"Not everyone is going to connect with your work, and you should never expect them to. That’s not failure. That’s just the nature of making something real."
How do you choose the colours for your designs?
I don’t. They choose me. If you’re quiet enough, you’ll feel them.
How do you handle criticism of your designs?
Sometimes criticism is a good thing. It means you’re catching people’s attention. Not everyone is going to connect with your work, and you should never expect them to. That’s not failure. That’s just the nature of making something real
How important is sustainability in your designs?
We don’t believe in mass production. We believe in slow fashion, in honouring the hands that crafted each piece. The world moves too fast and thinks too much about profit, and not enough about the time and care it takes to bring something truly beautiful to life.
How did you become interested in fashion design?
Growing up Indian exposed me to techniques, fabrics and craft traditions that most of the world has never encountered. Living in Australia gave me an understanding of universal taste. I saw the gap between the two clearly — India’s design philosophy is extraordinary, but it hadn’t translated to a global audience. That felt like unfinished business.

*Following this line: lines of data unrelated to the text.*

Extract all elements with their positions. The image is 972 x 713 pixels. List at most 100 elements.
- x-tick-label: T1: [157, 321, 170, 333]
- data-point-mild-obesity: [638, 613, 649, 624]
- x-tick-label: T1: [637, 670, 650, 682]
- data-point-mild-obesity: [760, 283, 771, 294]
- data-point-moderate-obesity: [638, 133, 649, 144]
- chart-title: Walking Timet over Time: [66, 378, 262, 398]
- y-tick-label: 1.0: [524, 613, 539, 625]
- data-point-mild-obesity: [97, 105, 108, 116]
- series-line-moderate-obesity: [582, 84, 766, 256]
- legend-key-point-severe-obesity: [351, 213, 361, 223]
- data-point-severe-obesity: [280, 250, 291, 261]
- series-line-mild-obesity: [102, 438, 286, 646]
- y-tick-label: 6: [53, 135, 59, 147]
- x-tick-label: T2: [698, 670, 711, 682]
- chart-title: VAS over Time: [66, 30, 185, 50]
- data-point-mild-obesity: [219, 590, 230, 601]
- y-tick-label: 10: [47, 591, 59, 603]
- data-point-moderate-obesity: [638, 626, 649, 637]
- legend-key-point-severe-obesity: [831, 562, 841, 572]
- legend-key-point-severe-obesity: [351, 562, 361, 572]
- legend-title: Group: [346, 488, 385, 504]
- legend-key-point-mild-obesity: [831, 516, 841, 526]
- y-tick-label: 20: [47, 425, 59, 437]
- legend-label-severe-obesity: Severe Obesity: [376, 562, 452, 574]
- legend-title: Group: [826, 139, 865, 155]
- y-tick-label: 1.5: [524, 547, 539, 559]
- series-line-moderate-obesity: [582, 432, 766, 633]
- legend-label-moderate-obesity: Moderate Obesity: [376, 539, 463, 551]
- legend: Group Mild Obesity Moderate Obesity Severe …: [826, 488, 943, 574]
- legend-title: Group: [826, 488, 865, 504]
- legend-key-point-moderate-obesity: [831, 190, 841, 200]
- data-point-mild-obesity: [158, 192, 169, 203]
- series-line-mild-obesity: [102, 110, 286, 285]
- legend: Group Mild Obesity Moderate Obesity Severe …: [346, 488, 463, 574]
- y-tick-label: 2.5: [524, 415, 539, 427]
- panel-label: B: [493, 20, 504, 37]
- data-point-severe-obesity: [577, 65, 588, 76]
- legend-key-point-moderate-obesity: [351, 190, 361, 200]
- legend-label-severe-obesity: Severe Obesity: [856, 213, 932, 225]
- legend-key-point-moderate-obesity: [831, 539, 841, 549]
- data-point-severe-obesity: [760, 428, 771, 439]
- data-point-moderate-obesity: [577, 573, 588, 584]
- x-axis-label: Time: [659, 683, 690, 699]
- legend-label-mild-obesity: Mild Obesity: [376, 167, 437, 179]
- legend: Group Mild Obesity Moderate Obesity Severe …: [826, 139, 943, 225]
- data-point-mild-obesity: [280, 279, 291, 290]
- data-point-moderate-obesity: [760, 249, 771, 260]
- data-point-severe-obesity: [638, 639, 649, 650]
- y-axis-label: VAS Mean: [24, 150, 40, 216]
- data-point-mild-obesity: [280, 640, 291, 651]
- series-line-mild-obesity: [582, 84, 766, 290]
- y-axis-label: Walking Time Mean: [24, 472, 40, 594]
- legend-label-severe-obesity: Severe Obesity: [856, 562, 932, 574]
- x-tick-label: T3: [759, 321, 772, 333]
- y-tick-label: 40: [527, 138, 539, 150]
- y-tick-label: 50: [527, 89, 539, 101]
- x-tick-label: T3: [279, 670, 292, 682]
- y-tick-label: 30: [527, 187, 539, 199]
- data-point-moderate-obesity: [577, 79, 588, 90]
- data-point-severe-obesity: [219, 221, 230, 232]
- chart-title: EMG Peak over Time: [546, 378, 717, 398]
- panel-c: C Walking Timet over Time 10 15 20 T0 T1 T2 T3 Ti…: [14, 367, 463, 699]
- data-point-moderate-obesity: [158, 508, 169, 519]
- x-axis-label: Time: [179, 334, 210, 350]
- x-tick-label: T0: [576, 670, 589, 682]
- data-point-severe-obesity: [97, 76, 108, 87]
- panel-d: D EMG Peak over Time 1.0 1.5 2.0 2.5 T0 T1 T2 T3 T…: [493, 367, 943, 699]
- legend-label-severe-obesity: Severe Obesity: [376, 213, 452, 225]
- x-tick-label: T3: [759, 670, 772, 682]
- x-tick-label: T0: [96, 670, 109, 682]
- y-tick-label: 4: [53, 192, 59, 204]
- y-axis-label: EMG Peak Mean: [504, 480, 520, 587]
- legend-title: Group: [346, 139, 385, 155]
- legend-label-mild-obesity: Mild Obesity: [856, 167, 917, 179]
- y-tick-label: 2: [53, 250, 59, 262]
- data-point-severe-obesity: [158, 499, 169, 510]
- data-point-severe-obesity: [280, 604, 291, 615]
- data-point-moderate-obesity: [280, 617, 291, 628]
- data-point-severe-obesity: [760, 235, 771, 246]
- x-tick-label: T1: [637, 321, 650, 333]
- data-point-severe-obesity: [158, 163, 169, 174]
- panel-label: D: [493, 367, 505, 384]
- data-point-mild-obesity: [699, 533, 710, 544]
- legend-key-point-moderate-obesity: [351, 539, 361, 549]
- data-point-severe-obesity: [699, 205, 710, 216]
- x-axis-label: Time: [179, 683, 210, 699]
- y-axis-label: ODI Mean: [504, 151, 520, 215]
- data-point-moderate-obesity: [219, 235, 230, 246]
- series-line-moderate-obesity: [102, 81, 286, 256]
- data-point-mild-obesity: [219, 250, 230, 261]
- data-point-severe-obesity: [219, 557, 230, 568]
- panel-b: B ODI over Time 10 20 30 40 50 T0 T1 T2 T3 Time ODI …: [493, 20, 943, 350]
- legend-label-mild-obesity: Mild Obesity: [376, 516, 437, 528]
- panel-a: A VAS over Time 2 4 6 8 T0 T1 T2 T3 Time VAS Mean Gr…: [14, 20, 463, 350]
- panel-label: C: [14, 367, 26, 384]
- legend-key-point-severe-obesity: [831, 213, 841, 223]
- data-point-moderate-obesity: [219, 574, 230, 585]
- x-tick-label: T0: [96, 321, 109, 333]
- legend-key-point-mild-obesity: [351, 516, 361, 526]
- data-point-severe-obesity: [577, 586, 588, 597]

How do you see the future of fashion?
For too long the conversation has been dominated by the same four fashion capitals while entire design traditions from India, Japan, Africa and Persia have gone largely unseen. That’s beginning to shift. The brands and communities that have been overlooked are finding their own platforms and audiences. That’s where the most interesting work is happening right now. International Appeal exists in that space.